Откинувшись на спинку стула, он вытянул ноги и позволил себе слегка расслабиться. За окном было темно, а в комнате уже который час горел яркий свет, и от этого стало резать глаза.
— Марина, выключи свет, оставь только настольный, — попросил майор. — Что-то у меня ноги не ходят, весь как изломанный. Кофе бы сейчас хорошо выпить, а то надо же дальше с гражданином беседовать по душам. Остался у нас кофе в ящике?
Марина прошла по кабинету, заглянула в заветную тумбочку, где хранились общие припасы сотрудников, и вздохнула. Осталась только пустая банка, на дне которой тоскливо перекатывалось несколько крупинок «Нескафе».
— Если вы хотите выпить кофе, — безучастным голосом вдруг произнес задержанный Поликарпов, — то можете взять у меня в машине. Я как раз сегодня купил банку, но вряд ли она мне теперь пригодится.
Марина вопросительно взглянула на майора, однако тот отрицательно покачал головой. Не положено. Брать что-либо у задержанного нельзя — это вопиющее нарушение служебной этики. Пусть так поступают патрульные сержанты из РУВД, это уж их дело, за всеми не проследишь. Но Вербин такого делать не станет.
Поликарпов понял его.
— Да ладно вам, — примирительно сказал он. — Снявши голову, по волосам не плачут, как говорится. Что уж теперь… К тому же я тебе сильно врезал пару часов назад, так что с меня причитается. Заодно и мне нальете.
Марина сходила во двор, где на заднем сиденье брошенного джипа обнаружила банку растворимого кофе «Карт нуар», и принесла ее в отдел.
Пока закипала вода в электрочайнике, Вербин, до этого молчавший и напряженно думавший о чем-то, обернулся к Поликарпову.
— Слушай, — сказал он мрачно. — А где ты брал эти твои фильмы? Я имею в виду — у кого покупал? Но не иностранные, а русские. У тебя ведь дома есть русские фильмы с детишками?

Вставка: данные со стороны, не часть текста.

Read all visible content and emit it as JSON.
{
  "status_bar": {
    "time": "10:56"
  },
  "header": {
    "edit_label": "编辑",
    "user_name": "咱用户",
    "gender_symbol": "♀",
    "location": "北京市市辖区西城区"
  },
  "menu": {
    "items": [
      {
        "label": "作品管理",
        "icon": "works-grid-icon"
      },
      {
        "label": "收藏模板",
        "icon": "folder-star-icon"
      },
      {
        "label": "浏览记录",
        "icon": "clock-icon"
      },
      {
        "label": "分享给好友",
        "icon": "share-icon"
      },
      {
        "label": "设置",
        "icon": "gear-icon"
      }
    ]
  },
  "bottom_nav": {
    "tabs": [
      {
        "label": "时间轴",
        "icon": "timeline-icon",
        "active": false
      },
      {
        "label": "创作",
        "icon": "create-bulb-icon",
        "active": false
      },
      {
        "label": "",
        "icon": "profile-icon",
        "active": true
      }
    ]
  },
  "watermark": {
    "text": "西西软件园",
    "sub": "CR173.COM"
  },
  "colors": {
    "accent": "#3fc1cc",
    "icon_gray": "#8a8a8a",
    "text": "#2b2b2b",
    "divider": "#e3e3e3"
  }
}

— Имеются, — кивнул Андрей Валентинович. — Три штуки. Да вы сами при обыске найдете. А у кого покупал? У мужика одного.
— Так, — выпрямился на своем стуле майор и подобрал под себя ноги, словно готовясь к решительному прыжку. В висках яростно стучали молоточки, однако он старался не обращать на это внимания. — У какого мужика? Как фамилия? Где живет? Андрей Валентинович пожал плечами:
— Фамилию я, конечно, не знаю. Мы с ним встретились возле одного видеозала. На рынке есть один такой видеозал, где показывают порнушные фильмы.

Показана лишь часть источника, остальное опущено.